O princípio de Stuart Mill (J. Stuart Mill, A
Liberdade, 1859) à luz do qual o Estado apenas deve interferir na liberdade de
ação dos cidadãos quando o exercício dessa liberdade prejudica os
demais: "A liberdade de um indivíduo deve assim ser limitada: não
deve ser prejudicial aos outros" embora permaneça actual e invocável é
passível de ser interpretado no contexto das obrigações do Estado do secúlo
XXI. Com efeito, se quem decide fazer de forma impensada uma tatuagem se
prejudica a si mesmo e apenas a si, o mesmo já não vale para quem consome de
forma desregrada produtos com alto teor de sal - os tais sujeitos à dita
"fat tax" - para quem fuma ou para quem não faz exercício físico.
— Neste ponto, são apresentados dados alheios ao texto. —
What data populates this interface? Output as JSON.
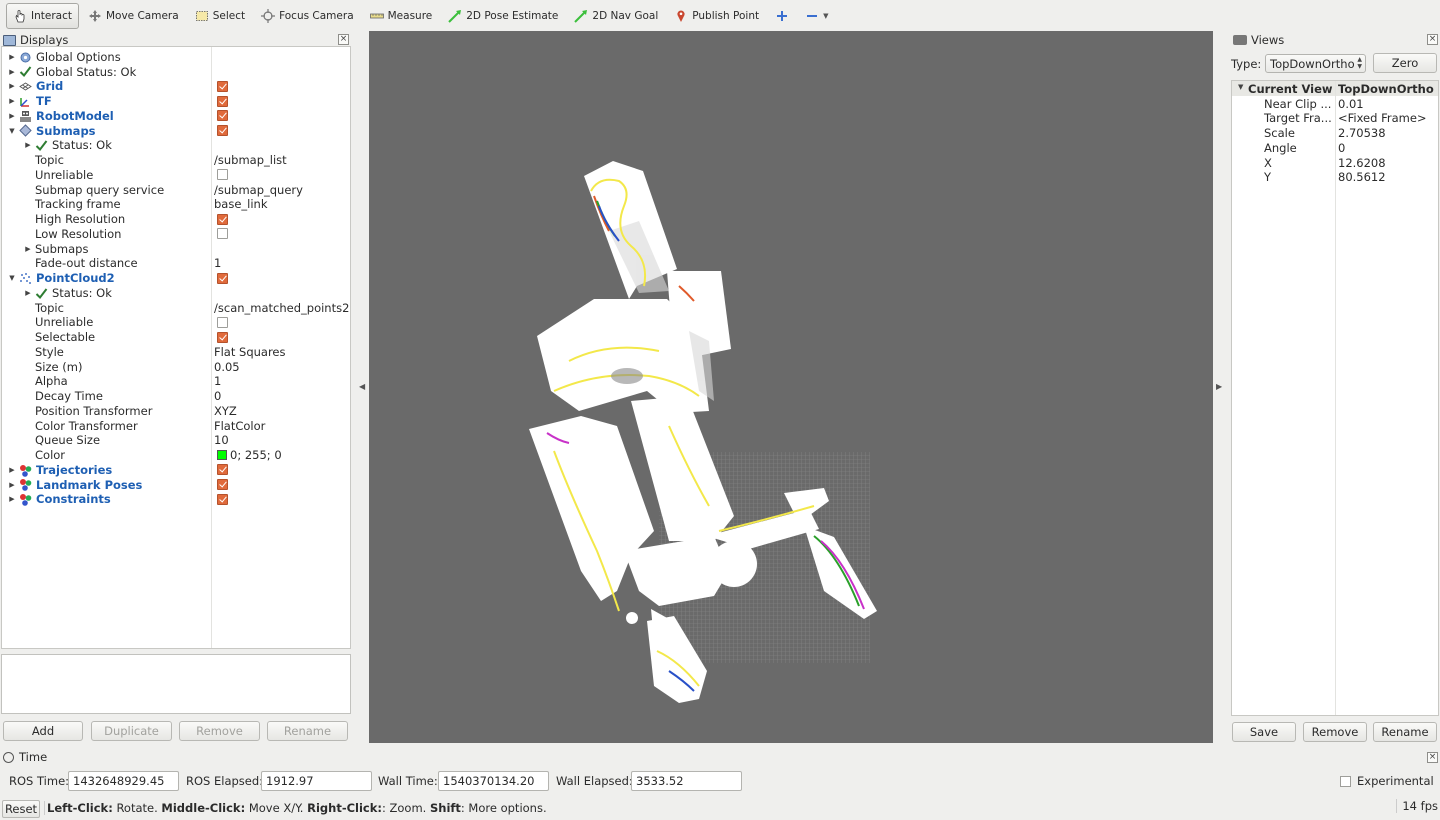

No
limite, pode perguntar-se: é legítimo que aqueles que levam uma vida regrada
paguem os custos acrescidos do Serviço Nacional de Saúde impostos por aqueles
que não o fazem? Ou, pelo contrário, será essa uma das muitas contingências da
vida em sociedade?
FRANCISCA ALMEIDA
***«»***
O que se esconde por detrás de todos estes
argumentos da autora, é o grande objetivo do imperialismo e do capitalismo
financeiro internacional em pretender formatar as sociedades, a nível global, pela grelha
neoliberal e conservadora, remetendo o Estado para a mera gestão das funções de
soberania e entregando à iniciativa privada a gestão de todas as atividades
económicas, sociais e culturais, que assim ficariam sujeitas à sagrada lei da
oferta e da procura e ao princípio do utilizador/pagador. Em vez de sociedades
minimamente solidárias, criar-se-iam sociedades ferozmente competitivas, onde
prevaleceria a lei do mais forte. Cada cidadão ficaria entregue ao seu mérito e
à sua sorte. Se nascesse incapaz, a culpa seria dos pais, que deveriam ter
feito um teste genético (pago do seu bolso, naturalmente) antes de pensarem ter
um filho. Se o cidadão contraísse uma cirrose, porque era alcoólico, ou
contraísse um cancro no pulmão, porque era fumador, não teriam de ser os outros
cidadãos a pagar os respetivos tratamentos. Mas, se aquele cidadão contraísse o
cancro pulmonar, devido aos gases tóxicos emitidos pelas chaminés de uma
fábrica de produtos químicos, ninguém iria lembrar-se de exigir uma
indemnização aos proprietários daquela fábrica, assim como ninguém iria
lembrar-se de exigir responsabilidades pela existência de uma criança anormal,
ao produtor daquele preservativo que se rompera, durante uma relação sexual do
casal progenitor, que, anteriormente, tinha sido aconselhado a não procriar, depois de se ter
submetido a um exame genético.
Por mero interesse do lucro dos grandes grupos
económicos e financeiros, os doutrinários fundamentalistas do neoliberalismo
pretendem diluir a responsabilidade coletiva de uma sociedade e aprofundar até
ao limite a responsabilidade individual de cada cidadão. Apliquemos esta visão
corrosiva e distorcida a uma equipa de futebol, com os avançados da equipa
derrotada a reclamarem o prémio do jogo, porque, tendo marcado dois golos,
consideraram que a culpa da derrota teria sido dos defesas e do guarda-redes,
que permitiram a concretização de três golos pela equipa adversária.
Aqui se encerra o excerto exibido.